I know I may get arguments on this point.
People will inevitably point out the exceptions to the rule as disproving it. But if you look at the great creative works in history, you will find that the overwhelming majority of them were created by people under the age of 50. Some of that is due to the fact that many great artists die young — Mozart was 35; VanGogh was 37; Fitzgerald was 45. But among those who do not, most find their later years much less fruitful from a creative standpoint.

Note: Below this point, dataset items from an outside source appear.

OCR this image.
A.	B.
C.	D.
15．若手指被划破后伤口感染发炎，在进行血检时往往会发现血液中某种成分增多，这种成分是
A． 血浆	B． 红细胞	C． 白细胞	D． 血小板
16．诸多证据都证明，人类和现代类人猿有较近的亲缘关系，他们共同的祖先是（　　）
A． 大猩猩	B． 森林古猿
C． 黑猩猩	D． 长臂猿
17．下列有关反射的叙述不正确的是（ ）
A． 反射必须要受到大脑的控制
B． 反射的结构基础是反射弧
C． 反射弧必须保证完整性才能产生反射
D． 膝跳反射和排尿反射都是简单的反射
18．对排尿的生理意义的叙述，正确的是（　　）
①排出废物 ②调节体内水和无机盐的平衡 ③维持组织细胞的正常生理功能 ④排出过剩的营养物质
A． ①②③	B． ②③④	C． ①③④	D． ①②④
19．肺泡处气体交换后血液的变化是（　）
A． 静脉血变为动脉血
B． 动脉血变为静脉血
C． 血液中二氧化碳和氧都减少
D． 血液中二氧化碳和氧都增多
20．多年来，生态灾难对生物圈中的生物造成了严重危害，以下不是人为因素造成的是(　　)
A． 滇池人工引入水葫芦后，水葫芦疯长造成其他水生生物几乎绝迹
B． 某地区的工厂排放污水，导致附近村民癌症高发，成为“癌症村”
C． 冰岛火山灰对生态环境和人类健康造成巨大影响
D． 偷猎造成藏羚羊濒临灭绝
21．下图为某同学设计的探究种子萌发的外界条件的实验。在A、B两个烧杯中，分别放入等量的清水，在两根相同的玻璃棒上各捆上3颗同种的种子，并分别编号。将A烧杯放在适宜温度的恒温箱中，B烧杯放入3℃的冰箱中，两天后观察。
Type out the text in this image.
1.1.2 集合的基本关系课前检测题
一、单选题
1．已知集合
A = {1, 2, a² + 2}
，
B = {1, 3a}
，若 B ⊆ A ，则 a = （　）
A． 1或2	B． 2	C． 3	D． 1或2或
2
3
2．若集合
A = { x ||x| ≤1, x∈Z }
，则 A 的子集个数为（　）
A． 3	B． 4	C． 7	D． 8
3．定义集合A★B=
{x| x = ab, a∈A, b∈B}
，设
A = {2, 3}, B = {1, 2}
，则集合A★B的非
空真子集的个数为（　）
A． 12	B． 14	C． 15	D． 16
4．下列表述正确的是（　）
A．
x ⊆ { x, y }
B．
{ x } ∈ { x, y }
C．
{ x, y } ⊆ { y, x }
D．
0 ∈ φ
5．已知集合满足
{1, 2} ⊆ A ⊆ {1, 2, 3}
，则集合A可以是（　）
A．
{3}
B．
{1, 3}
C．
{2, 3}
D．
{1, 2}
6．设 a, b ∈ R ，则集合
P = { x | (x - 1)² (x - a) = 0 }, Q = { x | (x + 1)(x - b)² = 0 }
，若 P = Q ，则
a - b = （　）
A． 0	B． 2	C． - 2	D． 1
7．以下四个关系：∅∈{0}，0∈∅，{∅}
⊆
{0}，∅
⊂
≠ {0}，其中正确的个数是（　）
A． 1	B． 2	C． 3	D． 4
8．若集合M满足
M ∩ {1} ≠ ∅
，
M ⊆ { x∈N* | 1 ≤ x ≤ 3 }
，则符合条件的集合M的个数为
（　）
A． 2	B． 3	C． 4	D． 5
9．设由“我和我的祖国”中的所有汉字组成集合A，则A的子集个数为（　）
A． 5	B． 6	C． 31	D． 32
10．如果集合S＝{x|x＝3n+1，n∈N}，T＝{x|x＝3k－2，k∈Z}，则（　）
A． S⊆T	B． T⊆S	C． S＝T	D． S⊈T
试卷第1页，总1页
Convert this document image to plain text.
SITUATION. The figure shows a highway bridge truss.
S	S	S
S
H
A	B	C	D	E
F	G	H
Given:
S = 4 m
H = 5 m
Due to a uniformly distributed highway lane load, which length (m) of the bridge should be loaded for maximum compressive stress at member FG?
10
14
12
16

There are lots of examples, but I will pick just three from the 20th century. Example one is Orson Welles. Welles made Citizen Kane when he was 26. He never attained that level of creativity again, and made his last film when he was 50. Example two is Truman Capote. Capote wrote Breakfast at Tiffany’s when he was 34. He wrote his last great work, In Cold Blood, when he was 42. After that it was all downhill. Example three is Albert Einstein. Einstein came up with the Theory of Relativity when he was 26. He received the Nobel Prize for Physics when he was 42. Although he lived to be 76, his later life produced no other creative breakthroughs on a par with his earlier work.
So why is it that most creativity comes in the earlier years of life? Frankly, I don’t know. Is there something in the brains of younger people that dissipates over time and blocks creativity? Anyone who has ever had a stroke of creativity will tell you that when they were creating, it was like someone else was inhabiting their body directing the genius. Composers talk about sitting down at the piano and composing a hit song in as long as it takes to play it. Creativity, when it comes, always flows out so fast, it’s an effort to write it all down quickly enough. The very word “inspiration” comes from the Latin “in spirito” meaning literally “possessed by a spirit.” This is exactly the way artists talk about the process of creating their most brilliant works.
Perhaps the human mind as it ages becomes less welcoming to this process of being possessed by creativity. Perhaps there is an unwillingness to just follow the dictates of the spirit as we grow older. Isn’t this the idea of “old people” that we had when we were young? Yet there were always exceptions to the rule. Most of us have memories of an older relative who didn’t act his or her age, and we loved them for that. So certainly we can be inspired and possessed by creativity in old age. It’s just less common.
Famously, Grandma Moses did not begin painting until she was in her 70s. Fortunately, she lived to be 101. Johann Sebastian Bach wrote great works like the Mass in B minor into his 60s. Woody Allen’s output has not lessened with age. He was 76 when he wrote and directed Midnight in Paris, which won him an Academy Award.
Clearly, inspiration can still occur in later life. I think the trick is not to settle for a comfortable existence where life has an unchanging routine. If the spirit moves you to pull an all-nighter to create, open your mind and let it flow. Creativity may prefer youth, but we over 50s can still claim our share. Go Woody!
So the young have strokes of genius; those of us over 50 just have strokes.